Rustではイテレータを作ってメソッドを呼び出し計算処理を行うということが多く行われます。
そのためiter()はそういった処理の入り口になるメソッドと言えます。

イテレータをfor文で回す

イテレータをfor文に渡すと各要素を取り出すことができます。
↓はベクターをイテレータを使ってfor文で回しているところです。

let v = vec![1, 2, 3];  

for el in v.iter() {  
    println!("{}", el);  
}  
// 1  
// 2  
// 3  

取り出される要素は先頭からになります。

rev()でリバースする

iter().rev()をすると走査方向を反転させることができます。
ベクターの末尾から要素を回したい時などに使います。

let v = vec![1, 2, 3];  

for el in v.iter().rev() {  
    println!("{}", el);  
}  
// 3  
// 2  
// 1  

next()でイテレータを進める

next()はイテレータの内部状態を1つ進めるメソッドです。
next()を呼び出すとイテレータが進みます。

next()Option<Self::Item>を返してきます。
値を取り出したい場合はunwrap()します。

let v = vec![1, 2, 3];  
let mut it = v.iter();  

println!("{}", it.next().unwrap());  // 1  
println!("{}", it.next().unwrap());  // 2  
println!("{}", it.next().unwrap());  // 3  

count()で要素をカウントする

ベクターなどの要素数を得たい場合はcount()を使います。
↓は要素数が3のベクターを定義しています。
そしてv.iter().count()で要素数をカウントします。

let v = vec![1, 2, 3];  

println!("{}", v.iter().count());  // 3  

filter()で要素をフィルタリング

filter()は各要素を1つずつ見ていって条件に合う要素を抽出するメソッドです。
[1, 2, 3, 4]というベクターから偶数のベクターのみを抽出します。
fitler()にはラムダ式を渡します。この式が条件になります。
|&x| x % 2 == 0という式にすると要素が偶数の場合にその要素を結果に格納します。

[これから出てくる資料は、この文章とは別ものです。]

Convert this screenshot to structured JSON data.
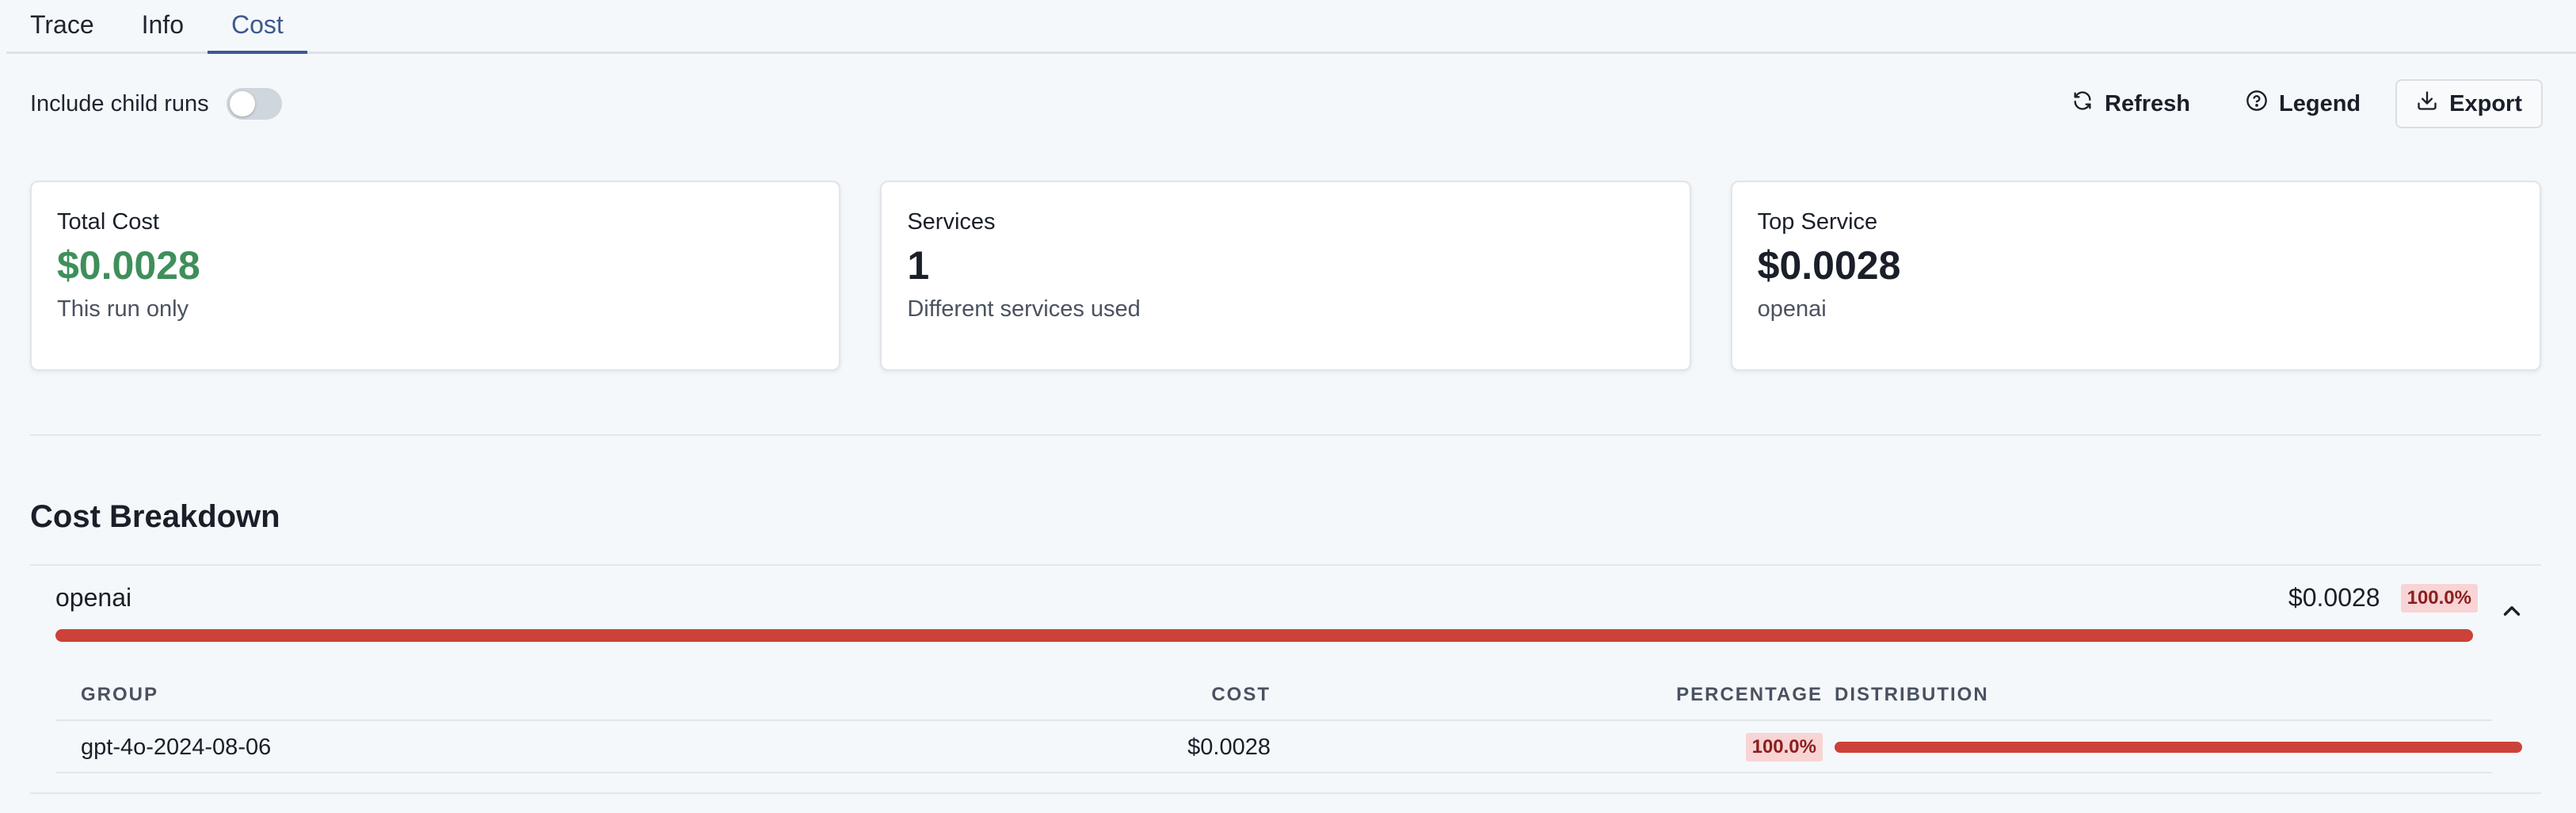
{
  "tabs": [
    {
      "label": "Trace",
      "active": false
    },
    {
      "label": "Info",
      "active": false
    },
    {
      "label": "Cost",
      "active": true
    }
  ],
  "toolbar": {
    "include_child_runs_label": "Include child runs",
    "include_child_runs_on": false,
    "refresh_label": "Refresh",
    "legend_label": "Legend",
    "export_label": "Export"
  },
  "cards": {
    "total_cost": {
      "title": "Total Cost",
      "value": "$0.0028",
      "sub": "This run only"
    },
    "services": {
      "title": "Services",
      "value": "1",
      "sub": "Different services used"
    },
    "top_service": {
      "title": "Top Service",
      "value": "$0.0028",
      "sub": "openai"
    }
  },
  "breakdown": {
    "title": "Cost Breakdown",
    "services": [
      {
        "name": "openai",
        "cost": "$0.0028",
        "percentage": "100.0%",
        "fraction": 1.0,
        "expanded": true,
        "table": {
          "headers": {
            "group": "GROUP",
            "cost": "COST",
            "percentage": "PERCENTAGE",
            "distribution": "DISTRIBUTION"
          },
          "rows": [
            {
              "group": "gpt-4o-2024-08-06",
              "cost": "$0.0028",
              "percentage": "100.0%",
              "fraction": 1.0
            }
          ]
        }
      }
    ]
  },
  "colors": {
    "accent": "#3d5a8e",
    "cost_green": "#3f8f5a",
    "bar_red": "#cc4238",
    "badge_bg": "#f8d4d4"
  },
  "icons": {
    "refresh": "refresh-icon",
    "legend": "help-circle-icon",
    "export": "download-icon",
    "collapse": "chevron-up-icon"
  }
}
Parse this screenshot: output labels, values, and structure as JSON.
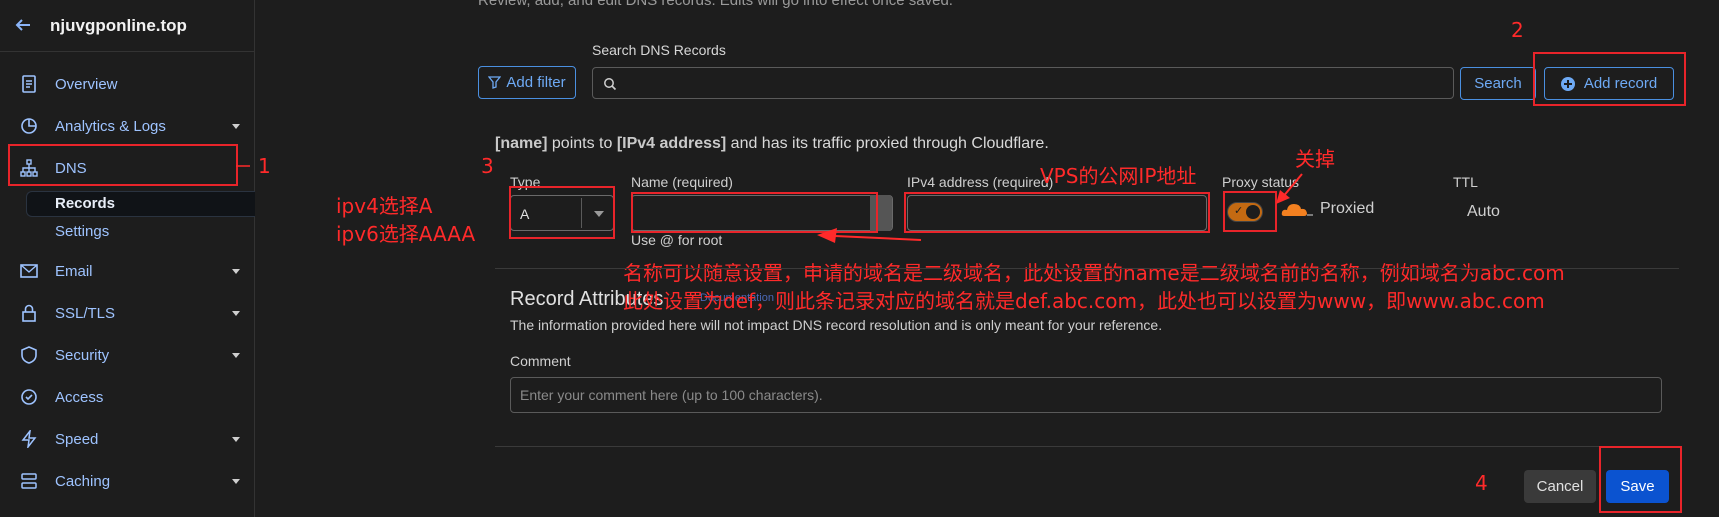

イテレータをベクターに変換したい場合はcloned()してcollect()します。
↓のresultがそうです。
resultVec<i32>という型にしてあります。
これは走査しているベクターがi32のベクターだからです。

let v = vec![1, 2, 3, 4];  
let result: Vec<i32> = v.iter().filter(|&x| x % 2 == 0).cloned().collect();  

println!("{:?}", result);  // [2, 4]  

map()で要素をすべて処理

map()は各要素を1つずつ見ていってその要素を新たな結果として格納します。
たとえば整数のベクターがあってそのベクター内の各要素をすべて倍にして、それを新しいベクターにしたいとします。
そういう時は↓のようにします。

map()は引数としてラムダ式を取ります。
ラムダ式を|&x| x * 2にすると要素の値が倍になります。

let v = vec![1, 2, 3];  
let result: Vec<i32> = v.iter().map(|&x| x * 2).collect();  

println!("{:?}", result);  // [2, 4, 6]  

sum()で各要素の合計を得る

sum()は各要素の合計値を取るメソッドです。
↓のようにベクターのイテレータから呼び出すとベクターの各要素の合計値が得られます。

let v = vec![1, 2, 3];  
let sum: i32 = v.iter().sum();  

println!("{}", sum);  // 6  

おわりに

今回はRustのイテレータについて解説しました。
Rustではイテレータを使う機会が多いです。
覚えておくとプログラミングが捗ります。